7. Onvermogen tot verbinden?Almond en Verba (1963) hebben de samenhang tussen vermogen tot vereniging en de houding ten opzichte van gemeenschappelijke afspraken en instituties onderzocht en een trend vastgesteld waarop nog regelmatig wordt teruggegrepen: leden van verenigingen hebben meer vertrouwen in de politiek dan mensen die niet aan verenigingen meedoen. Ook Rothstein (2002) signaleerde dat een groter vertrouwen in de medemens zich vertaalt in groter vertrouwen in instituties. Een voorname reden zou zijn dat deze aan organisaties of (tijdelijke) verbanden gebonden personen over meer informatie beschikken en toegang hebben tot meer bronnen, ook op toevallige momenten (Putnam, 2002).
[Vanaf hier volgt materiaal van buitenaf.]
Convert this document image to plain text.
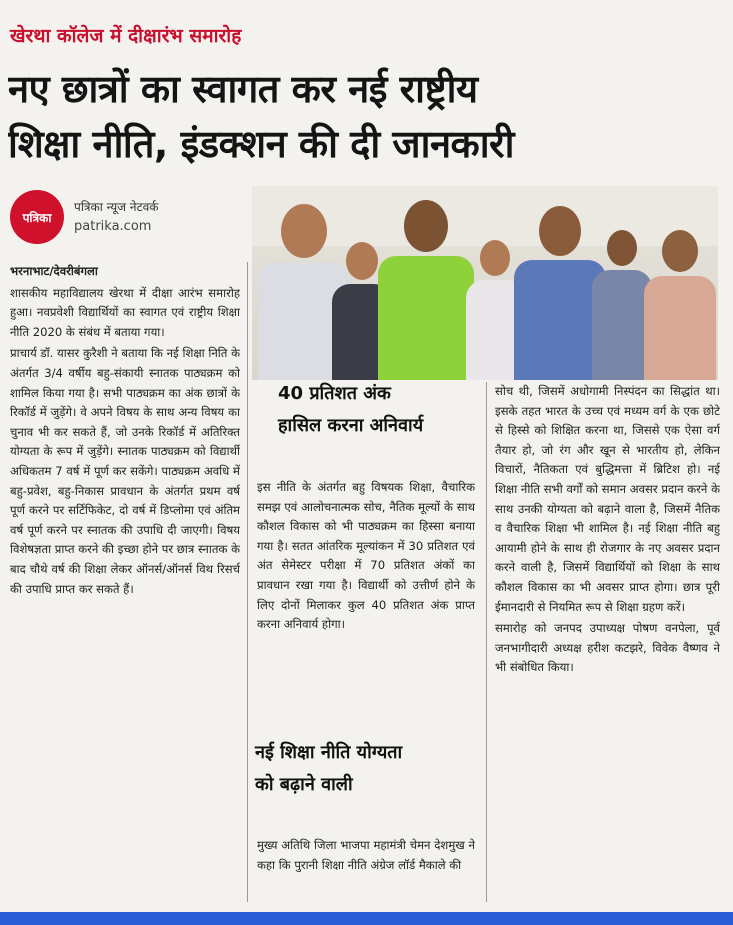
खेरथा कॉलेज में दीक्षारंभ समारोह
नए छात्रों का स्वागत कर नई राष्ट्रीय
शिक्षा नीति, इंडक्शन की दी जानकारी
पत्रिका
पत्रिका न्यूज नेटवर्क
patrika.com

भरनाभाट/देवरीबंगला

शासकीय महाविद्यालय खेरथा में दीक्षा आरंभ समारोह हुआ। नवप्रवेशी विद्यार्थियों का स्वागत एवं राष्ट्रीय शिक्षा नीति 2020 के संबंध में बताया गया।

प्राचार्य डॉ. यासर कुरैशी ने बताया कि नई शिक्षा निति के अंतर्गत 3/4 वर्षीय बहु-संकायी स्नातक पाठ्यक्रम को शामिल किया गया है। सभी पाठ्यक्रम का अंक छात्रों के रिकॉर्ड में जुड़ेंगे। वे अपने विषय के साथ अन्य विषय का चुनाव भी कर सकते हैं, जो उनके रिकॉर्ड में अतिरिक्त योग्यता के रूप में जुड़ेंगे। स्नातक पाठ्यक्रम को विद्यार्थी अधिकतम 7 वर्ष में पूर्ण कर सकेंगे। पाठ्यक्रम अवधि में बहु-प्रवेश, बहु-निकास प्रावधान के अंतर्गत प्रथम वर्ष पूर्ण करने पर सर्टिफिकेट, दो वर्ष में डिप्लोमा एवं अंतिम वर्ष पूर्ण करने पर स्नातक की उपाधि दी जाएगी। विषय विशेषज्ञता प्राप्त करने की इच्छा होने पर छात्र स्नातक के बाद चौथे वर्ष की शिक्षा लेकर ऑनर्स/ऑनर्स विथ रिसर्च की उपाधि प्राप्त कर सकते हैं।

40 प्रतिशत अंक
हासिल करना अनिवार्य

इस नीति के अंतर्गत बहु विषयक शिक्षा, वैचारिक समझ एवं आलोचनात्मक सोच, नैतिक मूल्यों के साथ कौशल विकास को भी पाठ्यक्रम का हिस्सा बनाया गया है। सतत आंतरिक मूल्यांकन में 30 प्रतिशत एवं अंत सेमेस्टर परीक्षा में 70 प्रतिशत अंकों का प्रावधान रखा गया है। विद्यार्थी को उत्तीर्ण होने के लिए दोनों मिलाकर कुल 40 प्रतिशत अंक प्राप्त करना अनिवार्य होगा।

नई शिक्षा नीति योग्यता
को बढ़ाने वाली

मुख्य अतिथि जिला भाजपा महामंत्री चेमन देशमुख ने कहा कि पुरानी शिक्षा नीति अंग्रेज लॉर्ड मैकाले की

सोच थी, जिसमें अधोगामी निस्पंदन का सिद्धांत था। इसके तहत भारत के उच्च एवं मध्यम वर्ग के एक छोटे से हिस्से को शिक्षित करना था, जिससे एक ऐसा वर्ग तैयार हो, जो रंग और खून से भारतीय हो, लेकिन विचारों, नैतिकता एवं बुद्धिमत्ता में ब्रिटिश हो। नई शिक्षा नीति सभी वर्गों को समान अवसर प्रदान करने के साथ उनकी योग्यता को बढ़ाने वाला है, जिसमें नैतिक व वैचारिक शिक्षा भी शामिल है। नई शिक्षा नीति बहु आयामी होने के साथ ही रोजगार के नए अवसर प्रदान करने वाली है, जिसमें विद्यार्थियों को शिक्षा के साथ कौशल विकास का भी अवसर प्राप्त होगा। छात्र पूरी ईमानदारी से नियमित रूप से शिक्षा ग्रहण करें।

समारोह को जनपद उपाध्यक्ष पोषण वनपेला, पूर्व जनभागीदारी अध्यक्ष हरीश कटझरे, विवेक वैष्णव ने भी संबोधित किया।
Breeman (2006) vraagt zich bij deze gegevens af of groepsdwang niet vertekent en haalt onderzoek aan waaruit naar voren kwam dat vertrouwen in de regel eindigt bij het bereiken van de toestand waarin een individu gunstige verwachtingen heeft (Mollering, 2001). Diverse auteurs noemen het wegkwijnen van vanzelfsprekende bindingen en het ontstaan van nieuwe ‘lichte’ gemeenschappen (o.a. Teisman, 1992, Van Gunsteren, 2006). Als virtueel startblok voor houdingen ten opzichte van de overheid wordt de afschaffing van de opkomstplicht bij verkiezingen in de jaren zestig genoemd: traditionele verbindingen zoals zuilbindingen zijn voor steeds kleinere kringen logisch, mensen shoppen langs netwerken waar ze deel van uit kunnen maken. Wie in die netwerken aanwezig is, kan helpen verbinden. Kennis en kunde om in nieuwe netwerken mensen te helpen verbinden wint aan betekenis.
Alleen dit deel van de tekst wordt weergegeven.